Dans le même temps, les techniques évoluent, se diversifient, se perfectionnent dans le monde grâce aux recherches et réalisations entamées et entreprises depuis des décennies. Notamment les techniques de phyto-épuration : filtres plantés de roseaux. Il existe de par le monde des solutions d'aménagement pour limiter les risques des inondations et des pollutions qui convergent, toutes, vers la phyto-épuration pour plusieurs avantages, notamment son coût faible et sa facilité et de réalisation et d'entretien. L'on avance dans la littérature sur la question la formule : ?Le Génie Ecologique et Végétal au secours du Génie-Civil'.

Dans ce sens, notre étude vise à montrer la simplicité et l'efficacité des procédés naturels utilisant des macrophytes (roseaux) comme une solution alternative pour le traitement des eaux usées des petites collectivités, ou quartiers d'agglomérations urbaines. Les filtres plantés de macrophytes (plantes aquatiques, dont les roseaux font partie), issus de l'observation des zones humides naturelles reproduisant les processus épuratoires des écosystèmes naturels, offrent une alternative écologique, économique, durable et esthétique.
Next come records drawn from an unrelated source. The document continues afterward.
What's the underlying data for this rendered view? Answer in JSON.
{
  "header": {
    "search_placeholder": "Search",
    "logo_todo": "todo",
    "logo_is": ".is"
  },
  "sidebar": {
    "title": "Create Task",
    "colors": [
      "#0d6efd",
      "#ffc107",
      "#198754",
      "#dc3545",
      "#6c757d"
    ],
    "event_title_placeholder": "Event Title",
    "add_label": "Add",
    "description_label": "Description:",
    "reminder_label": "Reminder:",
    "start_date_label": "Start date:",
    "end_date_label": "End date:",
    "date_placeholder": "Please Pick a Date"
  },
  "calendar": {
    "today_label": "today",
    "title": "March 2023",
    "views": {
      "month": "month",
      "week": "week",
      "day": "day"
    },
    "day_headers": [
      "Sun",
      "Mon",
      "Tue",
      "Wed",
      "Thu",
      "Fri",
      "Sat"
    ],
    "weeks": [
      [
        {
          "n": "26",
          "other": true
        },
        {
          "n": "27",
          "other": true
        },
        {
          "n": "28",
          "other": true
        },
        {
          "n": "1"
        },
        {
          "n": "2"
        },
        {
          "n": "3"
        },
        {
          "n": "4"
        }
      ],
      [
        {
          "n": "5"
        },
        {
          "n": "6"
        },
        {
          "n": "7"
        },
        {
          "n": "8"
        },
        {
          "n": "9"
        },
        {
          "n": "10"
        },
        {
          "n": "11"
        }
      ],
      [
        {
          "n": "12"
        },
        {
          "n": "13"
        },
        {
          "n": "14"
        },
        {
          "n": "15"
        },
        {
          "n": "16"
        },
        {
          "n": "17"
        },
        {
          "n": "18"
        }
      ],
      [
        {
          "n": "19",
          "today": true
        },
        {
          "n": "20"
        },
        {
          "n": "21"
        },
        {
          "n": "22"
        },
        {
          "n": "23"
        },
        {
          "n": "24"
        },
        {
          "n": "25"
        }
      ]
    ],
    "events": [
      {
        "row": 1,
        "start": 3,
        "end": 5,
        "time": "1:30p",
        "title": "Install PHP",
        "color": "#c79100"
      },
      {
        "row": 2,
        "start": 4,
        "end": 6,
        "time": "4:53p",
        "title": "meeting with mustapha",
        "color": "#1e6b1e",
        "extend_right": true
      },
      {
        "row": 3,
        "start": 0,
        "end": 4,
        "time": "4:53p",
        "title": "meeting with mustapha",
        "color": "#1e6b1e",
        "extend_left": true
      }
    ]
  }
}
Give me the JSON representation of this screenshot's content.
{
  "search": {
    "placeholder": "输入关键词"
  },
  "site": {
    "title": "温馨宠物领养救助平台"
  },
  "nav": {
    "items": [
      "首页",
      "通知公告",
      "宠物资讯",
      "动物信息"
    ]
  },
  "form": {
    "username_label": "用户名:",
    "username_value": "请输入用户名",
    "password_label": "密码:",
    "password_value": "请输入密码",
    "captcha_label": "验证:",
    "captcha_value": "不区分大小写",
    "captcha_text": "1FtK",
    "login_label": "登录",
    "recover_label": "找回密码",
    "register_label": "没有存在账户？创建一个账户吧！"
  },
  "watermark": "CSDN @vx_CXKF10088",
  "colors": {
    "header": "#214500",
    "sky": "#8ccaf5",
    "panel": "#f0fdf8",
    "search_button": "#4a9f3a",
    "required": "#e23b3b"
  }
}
Mais celles-ci sont encore très peu nombreuses dans le pays, et se limitent à quelques expériences pilotes réalisées dans les wilayas de Ouargla et Bayadh pour le traitement et réutilisation des eaux usées. Quant aux techniques de récupération des eaux pluviales, elles restent inconnues et inapplicables dans notre pays, surtout pour celles relatives à leur récupération, et gestion pour limiter les risques des inondations ou pertes dans les égouts.

Comment promouvoir, mettre en valeur et généraliser les solutions d'épuration plus écologiques, moins coûteuses et plus simples d'entretien, faites de bassin planté de roseaux?

Pour sensibiliser, faire connaître, apporter des connaissances, mettre en valeur les techniques alternatives économes et écologiques de traitement des eaux usées, et de récupération des eaux pluviales : un énorme travail est à entreprendre pour maîtriser la gestion économe et écologique de l'eau dans les lotissements en milieu rural notamment.

Il existe des techniques simples à réaliser, à la portée de tous et mobilisables au quotidien. Plusieurs études révèlent la simplicité et l'efficacité de ce procédé naturel d'épuration des eaux usées domestiques dans des milieux ruraux et urbains, par rapport à la complexité et aux coûts importants des stations d'épuration classiques.

D'où la question globale : Comment généraliser et réadapter les techniques écologiques et économiques, de phytoépuration dans la récupération des eaux de pluies et l'épuration des eaux usées, dans les milieux ruraux et urbains?

Mots clés : Eaux pluviales, Anti-inondations, Eaux usées, Techniques alternatives, Filtres plantés de roseaux, Phyto-épuration, infrastructure vertes.

*Architecte-Urbaniste - Universite Mouloud Maâmeri.